Die Portfolio-Analyse ist ein betriebswirtschaftliches Werkzeug, mit dem Unternehmen ihre Geschäftsbereiche bewerten und strategische Entscheidungen treffen. Ziel ist eine ausgewogene Mischung aus risikoarmen und risikoreichen Bereichen.

Definition

Die Portfolio-Analyse wird in der Wirtschaftswissenschaft eingesetzt, um Unternehmensstrategien zu entwickeln und auf ihre Alltagstauglichkeit zu prüfen. Sie findet Anwendung sowohl in der Finanzplanung – etwa bei der Risikobetrachtung von Kapitalanlagen – als auch in der strategischen Produktplanung, zum Beispiel beim Blick auf den Produktlebenszyklus.

Im ersten Schritt werden die relevanten Geschäftsfelder und -einheiten eines Unternehmens festgelegt.
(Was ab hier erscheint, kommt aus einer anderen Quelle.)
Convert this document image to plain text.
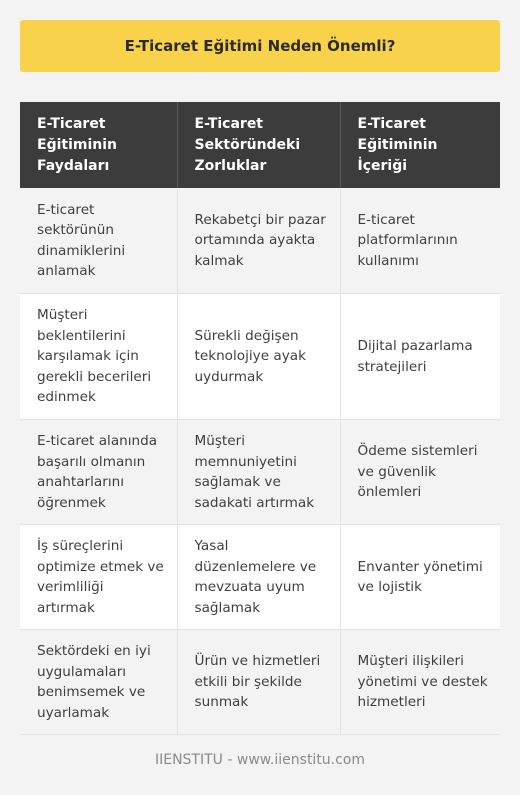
E-Ticaret Eğitimi Neden Önemli?
E-Ticaret Eğitiminin Faydaları	E-Ticaret Sektöründeki Zorluklar	E-Ticaret Eğitiminin İçeriği
E-ticaret sektörünün dinamiklerini anlamak	Rekabetçi bir pazar ortamında ayakta kalmak	E-ticaret platformlarının kullanımı
Müşteri beklentilerini karşılamak için gerekli becerileri edinmek	Sürekli değişen teknolojiye ayak uydurmak	Dijital pazarlama stratejileri
E-ticaret alanında başarılı olmanın anahtarlarını öğrenmek	Müşteri memnuniyetini sağlamak ve sadakati artırmak	Ödeme sistemleri ve güvenlik önlemleri
İş süreçlerini optimize etmek ve verimliliği artırmak	Yasal düzenlemelere ve mevzuata uyum sağlamak	Envanter yönetimi ve lojistik
Sektördeki en iyi uygulamaları benimsemek ve uyarlamak	Ürün ve hizmetleri etkili bir şekilde sunmak	Müşteri ilişkileri yönetimi ve destek hizmetleri
IIENSTITU - www.iienstitu.com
Anschließend bewertet man sie anhand wichtiger Merkmale wie relativem Marktanteil oder Marktwachstum. Die Ergebnisse werden in einem Diagramm als Kreise dargestellt – je bedeutender eine Einheit, desto größer der Kreis.

Grundlage der Analyse sind zwei Arten von Untersuchungen:

  • Unternehmensanalyse: Sie zeigt die internen Stärken und Schwächen des Unternehmens.
  • Umweltanalyse: Sie betrachtet externe Faktoren, die das Unternehmen kaum beeinflussen kann – also Chancen und Risiken von außen.

Aus der Verteilung der Geschäftseinheiten im Diagramm lassen sich konkrete Strategien ableiten. So kann die Unternehmensleitung entscheiden, ob ein Produkt weiterentwickelt, attraktiver gestaltet oder vom Markt genommen werden soll.

Zwei besonders verbreitete Formen der Portfolio-Analyse sind die Vier-Felder-Matrix (Marktanteil und Marktwachstum) und die Neun-Felder-Matrix (Marktattraktivität und Wettbewerbsstärke).